How can I just get land and water layers that I can style with different fills and outlines?

Really - Just "land is green, water is blue" layers (that I can then add other layers on top of)

I'm wanting/tempted to use QuickOSM and get a vector layer of one or many polygons to use as "land" such that I can color the land and also color the water (or background, or "not land").

I'm new to GIS so please let me know if there are better ways to do this. Natural Earth Isn't detailed enough - I'm looking at roughly 1:10000 scale.

I've been able to get some boundaries and lines and admin zones but none are just the land. They all are bits and pieces that would need to get stacked and flattened and there must be an easier way (right?). I'm exporting as an image into illustrator/inkscape so I'm looking to create areas that I can fill and style and outline etc.

2 Answers 2


In OSM, there are no land polygons. If you download a small area of coast, you'll see that the border between ocean and land is actually modeled as lines with natural = coastline key-value pairs.

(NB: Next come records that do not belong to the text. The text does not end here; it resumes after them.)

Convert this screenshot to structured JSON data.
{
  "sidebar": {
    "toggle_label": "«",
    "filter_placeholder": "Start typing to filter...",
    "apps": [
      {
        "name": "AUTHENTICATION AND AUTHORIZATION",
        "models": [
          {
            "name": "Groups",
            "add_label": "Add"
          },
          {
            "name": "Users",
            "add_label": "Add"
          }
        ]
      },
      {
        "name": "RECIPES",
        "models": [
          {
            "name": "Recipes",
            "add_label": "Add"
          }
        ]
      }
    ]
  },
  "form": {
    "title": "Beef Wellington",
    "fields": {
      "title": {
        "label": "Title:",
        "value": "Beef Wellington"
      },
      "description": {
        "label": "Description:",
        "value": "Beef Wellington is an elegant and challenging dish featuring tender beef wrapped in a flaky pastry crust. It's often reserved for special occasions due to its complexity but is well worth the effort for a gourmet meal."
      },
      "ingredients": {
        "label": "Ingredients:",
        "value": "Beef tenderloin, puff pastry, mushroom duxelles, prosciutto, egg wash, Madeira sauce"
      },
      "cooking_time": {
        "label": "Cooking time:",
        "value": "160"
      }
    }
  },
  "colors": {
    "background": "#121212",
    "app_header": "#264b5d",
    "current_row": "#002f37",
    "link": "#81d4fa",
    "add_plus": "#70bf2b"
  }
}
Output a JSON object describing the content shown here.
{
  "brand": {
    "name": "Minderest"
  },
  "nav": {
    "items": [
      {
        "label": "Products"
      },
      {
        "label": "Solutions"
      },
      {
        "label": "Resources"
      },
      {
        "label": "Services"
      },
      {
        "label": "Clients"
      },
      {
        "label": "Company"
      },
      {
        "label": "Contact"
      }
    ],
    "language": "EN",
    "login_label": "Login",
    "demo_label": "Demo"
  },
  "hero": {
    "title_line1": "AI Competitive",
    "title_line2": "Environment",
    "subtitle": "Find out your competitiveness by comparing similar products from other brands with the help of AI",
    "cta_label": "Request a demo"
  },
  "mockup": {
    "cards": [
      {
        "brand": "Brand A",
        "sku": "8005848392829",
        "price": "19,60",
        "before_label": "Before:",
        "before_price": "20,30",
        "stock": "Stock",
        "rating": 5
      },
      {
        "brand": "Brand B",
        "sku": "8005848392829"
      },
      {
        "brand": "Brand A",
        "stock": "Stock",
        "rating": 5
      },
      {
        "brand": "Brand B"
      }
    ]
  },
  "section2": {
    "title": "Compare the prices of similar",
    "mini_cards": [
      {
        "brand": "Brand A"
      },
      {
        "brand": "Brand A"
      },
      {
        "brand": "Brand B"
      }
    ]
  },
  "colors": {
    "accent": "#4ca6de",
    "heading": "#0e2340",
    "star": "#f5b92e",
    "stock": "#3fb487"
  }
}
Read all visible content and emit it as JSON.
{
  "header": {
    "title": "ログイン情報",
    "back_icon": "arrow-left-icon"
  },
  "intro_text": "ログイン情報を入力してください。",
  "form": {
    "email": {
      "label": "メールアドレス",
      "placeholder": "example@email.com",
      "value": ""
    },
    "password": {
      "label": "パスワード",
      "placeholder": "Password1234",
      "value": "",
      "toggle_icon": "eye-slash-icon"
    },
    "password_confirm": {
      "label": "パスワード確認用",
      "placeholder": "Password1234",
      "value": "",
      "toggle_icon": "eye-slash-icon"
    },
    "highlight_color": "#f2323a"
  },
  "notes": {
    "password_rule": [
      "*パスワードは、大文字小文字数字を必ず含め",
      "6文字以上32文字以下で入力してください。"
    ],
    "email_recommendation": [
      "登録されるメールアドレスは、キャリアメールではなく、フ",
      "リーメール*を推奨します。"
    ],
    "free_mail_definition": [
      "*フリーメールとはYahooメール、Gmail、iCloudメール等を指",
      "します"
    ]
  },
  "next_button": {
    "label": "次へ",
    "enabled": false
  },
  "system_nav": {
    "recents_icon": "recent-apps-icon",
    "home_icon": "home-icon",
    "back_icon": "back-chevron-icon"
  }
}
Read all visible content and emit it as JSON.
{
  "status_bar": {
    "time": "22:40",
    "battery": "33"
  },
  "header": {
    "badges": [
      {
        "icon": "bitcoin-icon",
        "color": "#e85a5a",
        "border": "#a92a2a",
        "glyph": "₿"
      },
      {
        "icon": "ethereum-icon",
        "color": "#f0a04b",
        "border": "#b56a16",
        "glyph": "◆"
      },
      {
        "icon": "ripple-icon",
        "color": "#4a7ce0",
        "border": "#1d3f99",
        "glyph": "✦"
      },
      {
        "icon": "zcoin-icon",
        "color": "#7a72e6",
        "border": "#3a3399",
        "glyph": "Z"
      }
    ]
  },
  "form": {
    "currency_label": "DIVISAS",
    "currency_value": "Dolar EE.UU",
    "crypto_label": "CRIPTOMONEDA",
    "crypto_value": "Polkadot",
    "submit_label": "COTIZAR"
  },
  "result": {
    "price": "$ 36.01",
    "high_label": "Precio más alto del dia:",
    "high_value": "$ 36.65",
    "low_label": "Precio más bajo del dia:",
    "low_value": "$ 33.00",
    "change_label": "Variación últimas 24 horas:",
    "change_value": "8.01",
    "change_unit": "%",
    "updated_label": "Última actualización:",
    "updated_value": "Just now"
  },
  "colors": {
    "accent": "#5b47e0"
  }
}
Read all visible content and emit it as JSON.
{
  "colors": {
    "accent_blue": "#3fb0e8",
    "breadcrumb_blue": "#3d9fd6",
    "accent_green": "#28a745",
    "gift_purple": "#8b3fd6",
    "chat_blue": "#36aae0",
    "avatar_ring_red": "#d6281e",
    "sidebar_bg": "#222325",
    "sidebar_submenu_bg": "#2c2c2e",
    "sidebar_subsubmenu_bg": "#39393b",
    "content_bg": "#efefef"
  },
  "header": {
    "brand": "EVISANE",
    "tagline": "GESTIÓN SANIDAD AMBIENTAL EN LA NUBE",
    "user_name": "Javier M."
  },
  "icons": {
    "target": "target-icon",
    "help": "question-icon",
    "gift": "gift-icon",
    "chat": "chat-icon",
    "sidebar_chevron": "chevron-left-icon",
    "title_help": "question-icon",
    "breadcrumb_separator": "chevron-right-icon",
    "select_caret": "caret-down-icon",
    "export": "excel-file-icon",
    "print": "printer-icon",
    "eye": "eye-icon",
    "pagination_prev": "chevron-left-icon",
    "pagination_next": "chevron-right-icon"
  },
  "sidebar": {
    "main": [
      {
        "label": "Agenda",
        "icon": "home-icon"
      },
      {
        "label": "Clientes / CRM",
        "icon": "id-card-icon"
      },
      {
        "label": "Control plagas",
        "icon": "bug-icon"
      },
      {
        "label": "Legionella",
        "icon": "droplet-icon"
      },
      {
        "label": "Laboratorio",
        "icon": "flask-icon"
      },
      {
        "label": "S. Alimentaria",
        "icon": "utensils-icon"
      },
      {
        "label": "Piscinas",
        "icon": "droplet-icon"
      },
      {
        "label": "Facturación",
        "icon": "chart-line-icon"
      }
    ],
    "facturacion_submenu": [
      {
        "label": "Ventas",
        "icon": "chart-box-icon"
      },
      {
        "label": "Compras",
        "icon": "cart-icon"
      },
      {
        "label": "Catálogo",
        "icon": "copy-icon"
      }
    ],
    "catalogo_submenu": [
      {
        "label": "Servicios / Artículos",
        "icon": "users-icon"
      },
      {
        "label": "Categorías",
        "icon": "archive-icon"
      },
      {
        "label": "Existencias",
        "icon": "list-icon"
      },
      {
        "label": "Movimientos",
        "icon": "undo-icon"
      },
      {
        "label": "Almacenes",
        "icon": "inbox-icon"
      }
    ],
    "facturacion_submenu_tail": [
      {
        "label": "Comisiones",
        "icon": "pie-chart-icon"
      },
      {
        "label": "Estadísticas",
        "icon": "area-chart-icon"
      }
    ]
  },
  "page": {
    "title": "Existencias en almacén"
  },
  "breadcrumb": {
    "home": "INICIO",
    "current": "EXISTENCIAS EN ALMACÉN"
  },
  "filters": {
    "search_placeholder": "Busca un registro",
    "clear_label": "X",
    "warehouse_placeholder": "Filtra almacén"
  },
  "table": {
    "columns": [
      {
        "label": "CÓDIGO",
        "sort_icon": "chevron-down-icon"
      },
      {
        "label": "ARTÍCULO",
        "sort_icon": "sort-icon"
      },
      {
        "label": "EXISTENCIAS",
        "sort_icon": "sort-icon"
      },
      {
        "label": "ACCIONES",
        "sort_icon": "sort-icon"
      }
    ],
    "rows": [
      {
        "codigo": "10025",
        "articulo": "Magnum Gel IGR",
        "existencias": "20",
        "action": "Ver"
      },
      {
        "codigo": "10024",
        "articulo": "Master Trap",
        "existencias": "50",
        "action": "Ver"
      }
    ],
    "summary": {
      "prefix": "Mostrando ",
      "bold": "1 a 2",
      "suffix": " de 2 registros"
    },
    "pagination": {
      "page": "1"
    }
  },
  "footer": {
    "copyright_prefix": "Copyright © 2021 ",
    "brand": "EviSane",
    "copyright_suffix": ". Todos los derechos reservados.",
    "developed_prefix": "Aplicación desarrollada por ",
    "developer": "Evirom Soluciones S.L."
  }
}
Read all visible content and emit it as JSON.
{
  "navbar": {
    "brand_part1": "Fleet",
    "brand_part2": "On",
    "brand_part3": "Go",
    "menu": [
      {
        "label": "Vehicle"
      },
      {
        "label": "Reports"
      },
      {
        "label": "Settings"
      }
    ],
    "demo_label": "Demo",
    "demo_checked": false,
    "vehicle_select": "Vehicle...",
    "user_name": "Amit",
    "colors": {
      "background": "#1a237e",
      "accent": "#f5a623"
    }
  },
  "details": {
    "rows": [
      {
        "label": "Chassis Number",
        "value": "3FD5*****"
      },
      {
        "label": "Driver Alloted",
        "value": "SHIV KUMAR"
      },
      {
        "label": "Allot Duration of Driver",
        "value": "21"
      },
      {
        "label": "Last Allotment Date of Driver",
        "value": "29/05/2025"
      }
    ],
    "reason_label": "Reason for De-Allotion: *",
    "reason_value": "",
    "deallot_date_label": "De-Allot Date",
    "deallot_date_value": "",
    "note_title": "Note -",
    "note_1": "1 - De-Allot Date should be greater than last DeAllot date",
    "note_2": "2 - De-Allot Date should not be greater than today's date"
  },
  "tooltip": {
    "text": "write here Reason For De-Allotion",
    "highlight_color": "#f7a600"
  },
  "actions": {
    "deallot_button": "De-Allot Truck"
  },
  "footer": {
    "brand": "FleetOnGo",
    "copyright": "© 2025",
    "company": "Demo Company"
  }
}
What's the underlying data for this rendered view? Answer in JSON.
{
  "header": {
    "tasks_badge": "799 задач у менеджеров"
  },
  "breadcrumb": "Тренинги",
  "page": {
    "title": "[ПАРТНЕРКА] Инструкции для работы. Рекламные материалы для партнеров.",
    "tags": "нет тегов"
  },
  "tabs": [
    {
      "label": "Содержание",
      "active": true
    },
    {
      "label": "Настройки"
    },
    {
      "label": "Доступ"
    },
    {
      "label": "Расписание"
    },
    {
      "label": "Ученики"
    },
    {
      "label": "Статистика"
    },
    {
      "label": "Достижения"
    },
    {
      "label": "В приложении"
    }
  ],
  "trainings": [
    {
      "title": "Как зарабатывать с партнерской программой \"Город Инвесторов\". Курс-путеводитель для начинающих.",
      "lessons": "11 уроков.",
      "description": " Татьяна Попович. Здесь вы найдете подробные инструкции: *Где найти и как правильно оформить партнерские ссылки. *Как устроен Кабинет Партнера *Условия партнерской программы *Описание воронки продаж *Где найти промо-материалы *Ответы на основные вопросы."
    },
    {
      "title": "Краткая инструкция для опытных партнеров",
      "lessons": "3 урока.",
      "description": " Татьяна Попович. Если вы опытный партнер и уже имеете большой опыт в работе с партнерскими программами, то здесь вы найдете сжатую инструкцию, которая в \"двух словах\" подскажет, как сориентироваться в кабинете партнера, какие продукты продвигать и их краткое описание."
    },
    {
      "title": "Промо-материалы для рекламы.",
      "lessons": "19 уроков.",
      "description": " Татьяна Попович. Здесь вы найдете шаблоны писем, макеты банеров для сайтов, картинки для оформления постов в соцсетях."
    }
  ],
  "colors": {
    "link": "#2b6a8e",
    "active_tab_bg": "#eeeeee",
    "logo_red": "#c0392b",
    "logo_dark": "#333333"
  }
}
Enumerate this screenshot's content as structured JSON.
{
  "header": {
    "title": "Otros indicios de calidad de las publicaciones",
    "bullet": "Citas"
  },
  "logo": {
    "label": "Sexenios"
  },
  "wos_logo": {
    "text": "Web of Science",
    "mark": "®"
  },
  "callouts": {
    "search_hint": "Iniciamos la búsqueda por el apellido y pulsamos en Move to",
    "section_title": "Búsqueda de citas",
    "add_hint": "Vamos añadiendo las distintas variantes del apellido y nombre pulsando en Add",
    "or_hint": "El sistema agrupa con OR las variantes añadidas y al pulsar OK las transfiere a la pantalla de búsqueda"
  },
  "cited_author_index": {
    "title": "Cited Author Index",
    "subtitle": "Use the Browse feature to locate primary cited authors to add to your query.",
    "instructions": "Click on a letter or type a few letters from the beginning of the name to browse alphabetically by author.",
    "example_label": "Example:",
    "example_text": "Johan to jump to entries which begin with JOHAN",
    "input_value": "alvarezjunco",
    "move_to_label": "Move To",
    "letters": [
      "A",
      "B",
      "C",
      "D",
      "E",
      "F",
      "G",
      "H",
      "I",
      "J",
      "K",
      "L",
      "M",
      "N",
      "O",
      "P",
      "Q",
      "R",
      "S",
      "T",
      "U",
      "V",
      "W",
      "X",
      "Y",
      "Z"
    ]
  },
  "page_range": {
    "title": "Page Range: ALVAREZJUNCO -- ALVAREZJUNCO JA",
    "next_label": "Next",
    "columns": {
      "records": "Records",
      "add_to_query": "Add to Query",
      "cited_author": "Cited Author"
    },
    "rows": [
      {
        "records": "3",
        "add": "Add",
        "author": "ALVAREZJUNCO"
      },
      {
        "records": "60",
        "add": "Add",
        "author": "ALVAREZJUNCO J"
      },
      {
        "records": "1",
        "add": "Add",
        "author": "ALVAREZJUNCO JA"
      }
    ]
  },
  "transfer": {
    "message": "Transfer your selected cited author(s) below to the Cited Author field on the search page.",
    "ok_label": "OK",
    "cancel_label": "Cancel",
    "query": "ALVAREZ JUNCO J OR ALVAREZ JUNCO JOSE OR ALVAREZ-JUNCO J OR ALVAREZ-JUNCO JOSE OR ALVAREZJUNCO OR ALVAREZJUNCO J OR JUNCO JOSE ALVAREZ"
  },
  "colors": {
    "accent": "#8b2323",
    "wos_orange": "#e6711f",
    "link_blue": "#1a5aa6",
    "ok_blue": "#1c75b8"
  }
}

Instead of preparing the data yourself, you might want to use https://osmdata.openstreetmap.de

If you don't specifically need OSM data, you could download land and ocean data from https://www.naturalearthdata.com/downloads/

  • The land polygons download from osmdata.openstreetmap.de work perfectly! I could see the natural=coastline lines but couldn't figure out how to process or fill them (still don't know how to close those loops. Thanks for your help!
    – JRock
    Commented Apr 19, 2019 at 18:06

You can download water body outlines from the USGS EarthExplorer. The data resolution is approximately one arc second (approx. 30-meter). The description for this layer is here.

To download, select your area of interest on the interactive map, and choose SRTM Water Body Data from the Data Sets selection. The data is free, but you do have to register and log in.

  • Cool, I hadn't seen this dataset yet! I'm loving getting into GIS but it is a challenge to figure out where to get the data - it seems spread out all over the place!
    – JRock
    Commented Apr 20, 2019 at 16:23
  • Check out the [geospatial] tag on opendata.stackexchange.com. Lots of links to data sets.